Another area where we have more Neanderthal DNA is parts of genetic codes that have to do with certain immune system functions, Sankararaman said. Again, scientists can’t say more than that these Neanderthal genes seem connected to certain diseases, such as type 2 diabetes and Crohn’s disease and lupus, but they are there.

Tiskhoff and Akey said one of the most interesting parts in comparing human and Neanderthal genomes is where we don’t see any caveman influence. That, Tiskhoff said, is “what makes us uniquely human” and those regions of genetic code “you just can’t mess with.”

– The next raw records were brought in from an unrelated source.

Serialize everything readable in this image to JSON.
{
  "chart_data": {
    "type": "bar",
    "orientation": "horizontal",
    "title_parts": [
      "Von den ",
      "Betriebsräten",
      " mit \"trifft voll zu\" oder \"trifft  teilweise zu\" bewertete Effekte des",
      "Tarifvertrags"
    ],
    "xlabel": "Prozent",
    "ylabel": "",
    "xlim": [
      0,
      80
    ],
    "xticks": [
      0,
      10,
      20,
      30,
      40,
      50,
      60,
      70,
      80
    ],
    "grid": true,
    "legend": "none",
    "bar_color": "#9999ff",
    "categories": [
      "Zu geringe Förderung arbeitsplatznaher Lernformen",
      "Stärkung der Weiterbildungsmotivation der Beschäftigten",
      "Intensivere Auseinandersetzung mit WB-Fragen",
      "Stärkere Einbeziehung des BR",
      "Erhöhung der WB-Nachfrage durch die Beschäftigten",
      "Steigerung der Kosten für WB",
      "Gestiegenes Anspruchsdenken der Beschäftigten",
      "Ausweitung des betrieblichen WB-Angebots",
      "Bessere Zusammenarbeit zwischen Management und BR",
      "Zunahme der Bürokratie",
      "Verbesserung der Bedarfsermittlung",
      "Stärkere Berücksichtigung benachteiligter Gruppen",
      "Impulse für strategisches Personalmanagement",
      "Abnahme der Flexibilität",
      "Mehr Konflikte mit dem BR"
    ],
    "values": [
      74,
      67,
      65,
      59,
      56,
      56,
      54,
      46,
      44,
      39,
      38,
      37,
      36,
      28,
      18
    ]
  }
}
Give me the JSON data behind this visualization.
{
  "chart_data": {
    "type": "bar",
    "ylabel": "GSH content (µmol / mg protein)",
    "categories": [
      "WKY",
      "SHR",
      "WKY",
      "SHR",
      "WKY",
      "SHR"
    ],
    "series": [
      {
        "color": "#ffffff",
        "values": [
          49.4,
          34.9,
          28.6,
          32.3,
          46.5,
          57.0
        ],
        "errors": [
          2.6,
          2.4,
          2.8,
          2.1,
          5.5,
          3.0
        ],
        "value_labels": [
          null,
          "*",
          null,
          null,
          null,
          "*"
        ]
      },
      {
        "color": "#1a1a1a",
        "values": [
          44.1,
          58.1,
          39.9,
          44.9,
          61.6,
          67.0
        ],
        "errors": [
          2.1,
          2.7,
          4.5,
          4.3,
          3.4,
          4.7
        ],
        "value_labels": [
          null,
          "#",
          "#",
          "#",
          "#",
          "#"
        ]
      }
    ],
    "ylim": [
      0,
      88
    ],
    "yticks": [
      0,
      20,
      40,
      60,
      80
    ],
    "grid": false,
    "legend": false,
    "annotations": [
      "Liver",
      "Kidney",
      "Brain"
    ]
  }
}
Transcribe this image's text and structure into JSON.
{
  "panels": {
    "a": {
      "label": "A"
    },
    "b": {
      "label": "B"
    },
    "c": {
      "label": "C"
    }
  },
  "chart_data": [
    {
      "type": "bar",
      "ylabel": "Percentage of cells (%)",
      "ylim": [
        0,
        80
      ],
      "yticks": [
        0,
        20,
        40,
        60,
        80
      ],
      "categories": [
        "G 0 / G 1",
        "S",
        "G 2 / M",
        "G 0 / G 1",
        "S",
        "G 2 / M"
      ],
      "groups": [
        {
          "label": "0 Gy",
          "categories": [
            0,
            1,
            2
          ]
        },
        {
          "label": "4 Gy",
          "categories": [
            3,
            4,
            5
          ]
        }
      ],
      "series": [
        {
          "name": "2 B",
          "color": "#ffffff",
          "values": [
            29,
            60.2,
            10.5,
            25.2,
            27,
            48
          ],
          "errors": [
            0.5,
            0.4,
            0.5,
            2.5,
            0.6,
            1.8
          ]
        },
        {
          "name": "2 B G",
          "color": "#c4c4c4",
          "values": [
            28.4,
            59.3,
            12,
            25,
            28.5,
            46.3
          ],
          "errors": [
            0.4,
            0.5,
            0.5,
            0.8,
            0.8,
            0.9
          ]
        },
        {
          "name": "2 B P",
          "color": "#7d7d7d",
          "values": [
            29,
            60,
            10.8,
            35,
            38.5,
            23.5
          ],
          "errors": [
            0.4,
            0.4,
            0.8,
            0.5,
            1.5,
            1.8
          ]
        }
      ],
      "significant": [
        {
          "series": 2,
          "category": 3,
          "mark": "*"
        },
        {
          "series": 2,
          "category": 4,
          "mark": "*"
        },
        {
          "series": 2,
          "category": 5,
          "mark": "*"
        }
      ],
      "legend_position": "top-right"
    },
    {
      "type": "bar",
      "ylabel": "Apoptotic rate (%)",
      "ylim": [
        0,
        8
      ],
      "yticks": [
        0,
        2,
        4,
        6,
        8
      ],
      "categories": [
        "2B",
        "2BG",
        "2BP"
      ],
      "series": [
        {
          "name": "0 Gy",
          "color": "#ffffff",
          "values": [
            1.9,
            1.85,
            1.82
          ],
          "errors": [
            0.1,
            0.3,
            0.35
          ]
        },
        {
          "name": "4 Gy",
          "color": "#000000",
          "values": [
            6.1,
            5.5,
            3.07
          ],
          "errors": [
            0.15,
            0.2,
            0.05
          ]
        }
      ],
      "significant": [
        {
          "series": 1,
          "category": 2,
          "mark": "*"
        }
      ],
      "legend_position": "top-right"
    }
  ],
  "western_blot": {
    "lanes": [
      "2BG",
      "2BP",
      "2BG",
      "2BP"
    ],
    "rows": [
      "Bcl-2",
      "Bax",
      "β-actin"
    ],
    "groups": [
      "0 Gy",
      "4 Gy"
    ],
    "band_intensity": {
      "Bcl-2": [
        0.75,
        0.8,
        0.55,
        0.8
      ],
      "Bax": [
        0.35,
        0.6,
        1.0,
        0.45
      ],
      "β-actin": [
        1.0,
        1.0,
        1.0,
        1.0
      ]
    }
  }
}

One of those areas has been heavily connected to genes that determine speech and communication and there’s nothing Neanderthal there, Akey said. This fits with theories that lack of communication skills hurt Neanderthals and speech ability was a distinctly human advantage, he said.

And the study in Nature found something that may help explain why the brutish and virile cavemen haven’t influenced humans much: They may have made babies, but the male hybrids of Neanderthals and humans weren’t very fertile. Scientists figured that out because the genes associated with the testicles in humans and the X chromosome were unusually empty of Neanderthal influence.